O IBGE estima atrair cerca de 364 mil inscritos. CGU A Controladoria-Geral da União informou que mantém em andamento um pedido de autorização para novo concurso público.
A solicitação prevê vagas para os cargos de auditor federal de finanças e controle e técnico federal de finanças e controle. Até o momento, não há definição sobre o número de vagas nem previsão de edital, já que o processo depende de autorização do Ministério da Gestão. AGU A Advocacia-Geral da União também aguarda resposta do governo para realizar um novo concurso. O pedido contempla: 265 vagas para carreiras jurídicas; 403 vagas para cargos administrativos. As oportunidades administrativas incluem funções como analista técnico-administrativo, administrador, contador, economista, estatístico, arquiteto, engenheiro, jornalista e médico. Segundo o órgão, os pedidos foram enviados ao Ministério da Gestão ao longo de 2025 e seguem sem resposta. Anac A Agência Nacional de Aviação Civil informou que encaminhou pedido de autorização em maio de 2025, mas ainda não há confirmação da realização do concurso em 2026. A proposta prevê: 228 vagas para especialista em regulação; 104 para analista administrativo; 103 para técnico em regulação; 60 para técnico administrativo. Além disso, há previsão de formação de cadastro de reserva.
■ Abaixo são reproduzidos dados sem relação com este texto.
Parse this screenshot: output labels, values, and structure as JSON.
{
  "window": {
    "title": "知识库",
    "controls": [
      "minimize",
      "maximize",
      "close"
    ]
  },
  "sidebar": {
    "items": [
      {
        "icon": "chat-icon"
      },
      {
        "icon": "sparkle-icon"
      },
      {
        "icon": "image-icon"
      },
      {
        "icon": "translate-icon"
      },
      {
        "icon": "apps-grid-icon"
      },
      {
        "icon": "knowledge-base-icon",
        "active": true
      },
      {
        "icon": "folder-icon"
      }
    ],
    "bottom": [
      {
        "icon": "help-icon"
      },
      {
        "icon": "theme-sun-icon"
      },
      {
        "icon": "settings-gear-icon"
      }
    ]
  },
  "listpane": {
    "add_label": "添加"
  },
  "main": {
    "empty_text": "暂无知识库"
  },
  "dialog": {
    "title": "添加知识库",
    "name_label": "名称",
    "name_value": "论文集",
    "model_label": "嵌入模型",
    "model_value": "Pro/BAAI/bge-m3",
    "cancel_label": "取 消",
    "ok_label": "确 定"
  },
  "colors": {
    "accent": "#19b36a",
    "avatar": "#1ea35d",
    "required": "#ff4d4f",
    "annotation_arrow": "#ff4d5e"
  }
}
O órgão afirma que aguarda manifestação do governo para avançar no processo. Banco Central O Banco Central do Brasil mantém o pedido de concurso enviado em 2025.
A solicitação prevê 560 vagas, distribuídas entre: técnico; auditor; procurador. De acordo com o BC, a necessidade está ligada à redução do quadro de servidores, principalmente devido a aposentadorias.
O pedido ainda aguarda autorização. Abin A Agência Brasileira de Inteligência também confirmou que há um pedido em análise para carreiras de inteligência.
Até agora, não há definição sobre o número de vagas, cargos ou prazo para publicação de edital. O órgão ressalta que a realização do concurso em 2026 ainda é incerta.